Luis Tosar: dice lo que le sale de las narices y cae bien a todo el mundo

“Sí, claro que estuve. Si toca Pearl Jam tengo que ir. Hay cosas que son religión. No se negocian”. Luis Tosar(Lugo, 1971) es categórico cuando habla, pero la sorna gallega hace que, a pesar del vozarrón, siempre suene amable. Es media mañana y atiende a la prensa fumando sin parar, pero fresco como una lechuga. Antes de llegar, uno tenía dudas sobre esto último. Esos Pearl Jam a los que rinde culto, y de los que viste una camiseta, actuaban en el festival madrileño Mad Cool y en los festivales es fácil dejarse llevar y olvidar las obligaciones de la mañana siguiente. No es el caso. “Solo fui para verlos a ellos y me volví. Yo ya no estoy para esas cosas”.

Tosar cumple este mes 47 años, pero su físico está tallado en piedra. Desde Flores de otro mundo, su primera aparición importante en el cine, no parece haber engordado un gramo ni envejecido un día, y han pasado casi dos décadas. En este tiempo se ha convertido en el duro oficial del cine español. Sus personajes fuman tanto como él, aparentan estar siempre enfurruñados, dicen “hostias” y “joder” muchas veces y, hasta cuando son el bueno, tienen un lado oscuro. “Sí, es cierto. Incluso en Yucatán, que es una comedia, termino haciendo de estafador. Un perro miserable”.

Pero sus cínicos solitarios tienen un puntito de conciencia. Tosar borda esos personajes marcados por el destino.
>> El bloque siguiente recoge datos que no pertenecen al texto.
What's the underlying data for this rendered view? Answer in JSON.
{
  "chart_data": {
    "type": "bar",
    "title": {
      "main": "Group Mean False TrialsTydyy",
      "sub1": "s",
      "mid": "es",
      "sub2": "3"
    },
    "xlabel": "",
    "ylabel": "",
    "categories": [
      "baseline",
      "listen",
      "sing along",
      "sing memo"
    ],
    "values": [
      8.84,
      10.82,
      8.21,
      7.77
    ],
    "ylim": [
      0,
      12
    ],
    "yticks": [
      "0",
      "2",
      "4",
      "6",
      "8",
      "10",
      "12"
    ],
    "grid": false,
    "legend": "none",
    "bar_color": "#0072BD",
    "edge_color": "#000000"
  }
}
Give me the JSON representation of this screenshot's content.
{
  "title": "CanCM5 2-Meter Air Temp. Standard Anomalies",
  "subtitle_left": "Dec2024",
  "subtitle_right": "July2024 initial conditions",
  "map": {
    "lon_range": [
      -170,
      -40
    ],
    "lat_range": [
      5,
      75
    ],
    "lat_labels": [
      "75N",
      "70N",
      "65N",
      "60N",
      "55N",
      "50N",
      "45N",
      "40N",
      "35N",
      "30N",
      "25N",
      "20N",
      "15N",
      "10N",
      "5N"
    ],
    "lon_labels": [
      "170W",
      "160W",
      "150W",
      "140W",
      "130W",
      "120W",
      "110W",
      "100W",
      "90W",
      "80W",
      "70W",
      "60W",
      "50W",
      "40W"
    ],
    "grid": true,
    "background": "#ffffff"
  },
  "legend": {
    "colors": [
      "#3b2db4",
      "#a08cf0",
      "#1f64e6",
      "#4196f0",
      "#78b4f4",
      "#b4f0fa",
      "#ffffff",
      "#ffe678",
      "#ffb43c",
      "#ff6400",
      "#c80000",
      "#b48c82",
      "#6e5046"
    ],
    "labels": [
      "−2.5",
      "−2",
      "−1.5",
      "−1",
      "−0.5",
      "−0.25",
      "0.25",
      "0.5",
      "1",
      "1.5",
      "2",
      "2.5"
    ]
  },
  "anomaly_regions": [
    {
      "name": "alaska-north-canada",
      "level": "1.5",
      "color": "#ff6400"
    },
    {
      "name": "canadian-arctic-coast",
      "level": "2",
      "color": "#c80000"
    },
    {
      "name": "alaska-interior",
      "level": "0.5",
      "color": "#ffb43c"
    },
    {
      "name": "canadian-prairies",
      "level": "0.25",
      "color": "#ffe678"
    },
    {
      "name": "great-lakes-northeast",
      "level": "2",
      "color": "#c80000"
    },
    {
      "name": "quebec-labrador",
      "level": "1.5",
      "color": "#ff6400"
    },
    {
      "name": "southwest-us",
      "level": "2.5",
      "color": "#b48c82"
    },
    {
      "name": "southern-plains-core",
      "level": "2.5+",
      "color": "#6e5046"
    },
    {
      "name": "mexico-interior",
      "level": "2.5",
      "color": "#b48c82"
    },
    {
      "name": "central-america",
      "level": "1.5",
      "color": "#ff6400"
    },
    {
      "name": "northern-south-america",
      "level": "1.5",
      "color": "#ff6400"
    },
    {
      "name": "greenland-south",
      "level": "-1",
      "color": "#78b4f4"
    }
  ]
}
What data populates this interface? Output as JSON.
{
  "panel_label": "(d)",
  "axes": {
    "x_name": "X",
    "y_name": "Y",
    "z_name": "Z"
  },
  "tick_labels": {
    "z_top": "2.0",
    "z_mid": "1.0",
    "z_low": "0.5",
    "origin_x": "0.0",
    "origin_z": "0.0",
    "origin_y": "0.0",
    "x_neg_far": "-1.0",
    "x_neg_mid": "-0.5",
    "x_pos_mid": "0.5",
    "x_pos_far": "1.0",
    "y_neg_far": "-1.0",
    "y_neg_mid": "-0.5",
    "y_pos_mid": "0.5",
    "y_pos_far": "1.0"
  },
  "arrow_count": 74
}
Son una evolución de aquel residuo de la reconversión industrial que encarnaba en Los lunes al sol. Una película que en 2001, en pleno triunfalismo económico, metía el dedo en el ojo a una sociedad que se creía invencible. “Recuerdo que en Los lunes al sol teníamos la sensación de que hablábamos de la lucha de clases desde un punto de vista crepuscular”. En realidad fue premonitoria. “Sí, tristemente lo que contaba estaba más de actualidad 15 años después”, concede. “Pero funcionó tan bien por el momento en que se hizo. Porque en medio de aquella bonanza tenía un punto melancólico. Era cómo ‘qué pena aquello que pasó, pero ahora estamos bien’. Si se hiciese ahora no sé cuánto éxito tendría”.

En aquel largo ejercía de escudero de un Javier Bardem imperial del que hoy sigue siendo amigo. En un momento del concierto de Pearl Jam, Eddie Vedder, líder del grupo, dio paso a un mensaje “de nuestros amigos Luis y Javier”. Tosar y Bardem aparecieron juntos en las pantallas gigantes instruyendo sobre el acoso sexual: “Aunque hayáis estado toda la noche bailando juntos, aunque os hayáis ido juntos a casa, si te dice que no, es no. Si no te dice que sí, es que no”, decían. “A mí fue fácil liarme”, explica. “Soy socio coproductor del festival. Algo tenía que hacer. Me llamó Farruco [Castromán, codirector de Mad Cool y socio de Tosar en la productora Zircozine] y me tocó liar a Javier”.